Renaud Chevalier, associé du cabinet Germain & Moreau, conseil en propriété intellectuelle et mandataire en brevets européens, se propose d'analyser l'évolution du brevet d'invention depuis l'Antiquité, avec pour priorité de déterminer si ce brevet est aujourd'hui adapté aux innovations technologiques.
Dans un monde en perpétuelle évolution, où nos modes de vie sont profondément affectés par les innovations technologiques qui se succèdent à une vitesse exponentielle, il n'est pas inutile de se demander si l'arme juridique constituée par le "brevet d'invention" est toujours le moyen le plus adapté pour canaliser et accompagner l'effort d'innovation. En effet, la situation serait particulièrement cocasse si l'arsenal juridique au service de la protection de l'innovation devait se révéler obsolète...
Cette réflexion a d'autant plus de sens que l'innovation, à condition de la protéger valablement, demeure l'une des clés de notre compétitivité, sur un marché où de nouveaux acteurs provenant notamment de pays émergents, déplacent le centre de gravité de la croissance économique.
Apporter une réponse à une question brûlante d'actualité sans prise de recul préalable peut néanmoins s'avérer un pari risqué. Ceci est la raison pour laquelle l'étude de l'évolution de la protection de l'innovation au fil du temps, depuis ses balbutiements, constitue certainement un excellent exercice pour mieux apprécier la pertinence, ou la désuétude, du "Brevet d'invention" tel que nous le connaissons de nos jours.
Un des premiers régimes de protection de la propriété intellectuelle, assimilable à celui du brevet d'invention, remonte au VIe siècle av. J.-C. avec la loi de Sybaris, une cité de la Grande Grèce aujourd'hui située en Italie du Sud. Cette loi portait spécifiquement sur les inventions ayant trait à de nouvelles recettes de cuisine. L'inventeur d'une telle recette devait la rendre publique au travers d'un acte de divulgation et un monopole lui était accordé pour une durée limitée.
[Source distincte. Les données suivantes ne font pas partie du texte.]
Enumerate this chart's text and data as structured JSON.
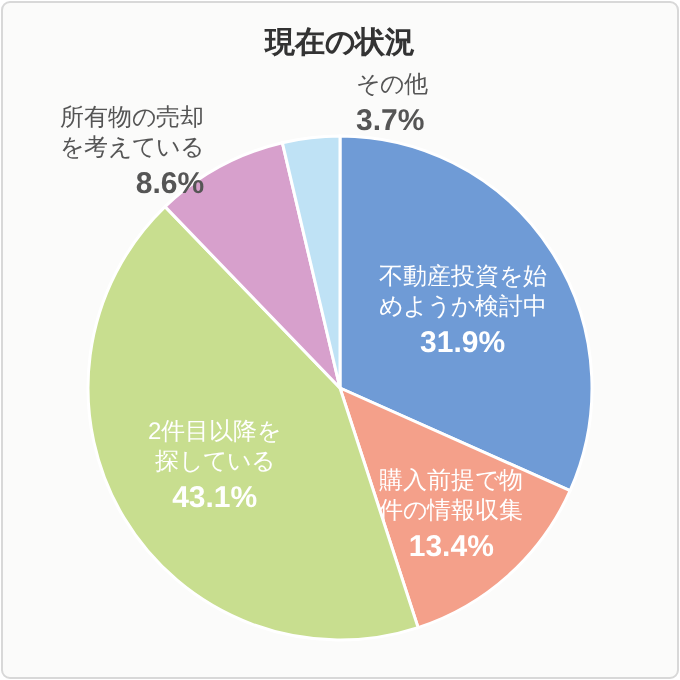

Le premier brevet industriel (connu en Europe) fut délivré en 1421 à Florence à l'architecte et ingénieur Filippo Brunelleschi qui l'obtint pour une invention dans le domaine de la manutention de marchandises destinées au transport par bateau. En 1469, c'est à Venise que fut octroyé un brevet à un assistant de Gutenberg, pour la durée de sa vie, de manière à lui conférer le privilège d'imprimer par un système utilisant des caractères mobiles. Le "Parta Venezia" marque en 1474 la première véritable apparition du droit de la propriété intellectuelle au sens moderne en matière de brevet d'invention.
En France, les monarques accordent des monopoles durant l'Ancien Régime afin de protéger des innovations, grâce aux lettres patentes. Pour l'anecdote, le terme "Patent" signifie d'ailleurs "Brevet" de nos jours en anglais.
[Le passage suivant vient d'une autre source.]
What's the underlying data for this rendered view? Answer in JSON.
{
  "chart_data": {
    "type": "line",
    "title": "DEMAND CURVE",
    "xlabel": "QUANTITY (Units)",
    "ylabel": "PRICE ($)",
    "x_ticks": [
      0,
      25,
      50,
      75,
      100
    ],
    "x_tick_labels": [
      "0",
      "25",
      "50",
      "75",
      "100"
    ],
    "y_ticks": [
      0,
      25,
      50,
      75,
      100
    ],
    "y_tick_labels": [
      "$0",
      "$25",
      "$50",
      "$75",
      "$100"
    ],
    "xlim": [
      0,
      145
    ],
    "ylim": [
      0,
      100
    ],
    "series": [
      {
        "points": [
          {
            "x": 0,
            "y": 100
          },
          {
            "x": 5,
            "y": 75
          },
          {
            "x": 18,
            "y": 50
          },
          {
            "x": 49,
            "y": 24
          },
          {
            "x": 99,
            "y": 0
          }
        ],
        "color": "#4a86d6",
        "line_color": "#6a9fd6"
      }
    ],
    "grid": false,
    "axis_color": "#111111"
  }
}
Ainsi, aussi bien en France qu'en Europe, on retrouve donc déjà les fondamentaux de la protection par brevet d'invention, à savoir qu'une technique jugée innovante peut, en contrepartie de son accessibilité au public, faire l'objet d'un monopole durant un laps de temps déterminé (20 ans maximum de nos jours), avant de venir enrichir l'état de l'art ouvert à tous. Même si ces démarches s'effectuent de façon déconcertée d'un Etat à l'autre, les dirigeants européens de l'époque prennent donc progressivement conscience de la nécessité de récompenser et valoriser l'oeuvre de l'inventeur afin que ce dernier puisse, en toute sérénité, donner libre cours à son imagination féconde.
Les systèmes codifiés des brevets actuels découlent de périodes révolutionnaires : les premières lois concernant les "brevets d'invention" proprement dits datent de 1790 pour les Etats-Unis d'Amérique, et de 1791 pour la France. Les systèmes arbitraires précédents de privilège et monopoles sont abolis.
Le régime des brevets d'invention se met alors progressivement en place pour accompagner la révolution industrielle du XIXe siècle. Au cours de cette période, qui se caractérise par un essor considérable des avancées technologiques et un développement aigu des échanges internationaux, un fort besoin d'harmonisation se fait ressentir dans les principaux pays industrialisés en ce qui concerne les lois régissant la protection par brevets.
En réponse à cette attente, la Convention d'Union de Paris de 1883 instaure notamment la notion d'un "droit de priorité" permettant à un inventeur d'un pays membre de l'Union ayant déposé une demande de brevet dans son pays, de lui conférer un délai de réflexion d'une année afin de déterminer s'il souhaite étendre sa protection dans les autres pays de l'Union, les extensions éventuellement requises bénéficiant alors de la date de dépôt initiale par un effet rétroactif.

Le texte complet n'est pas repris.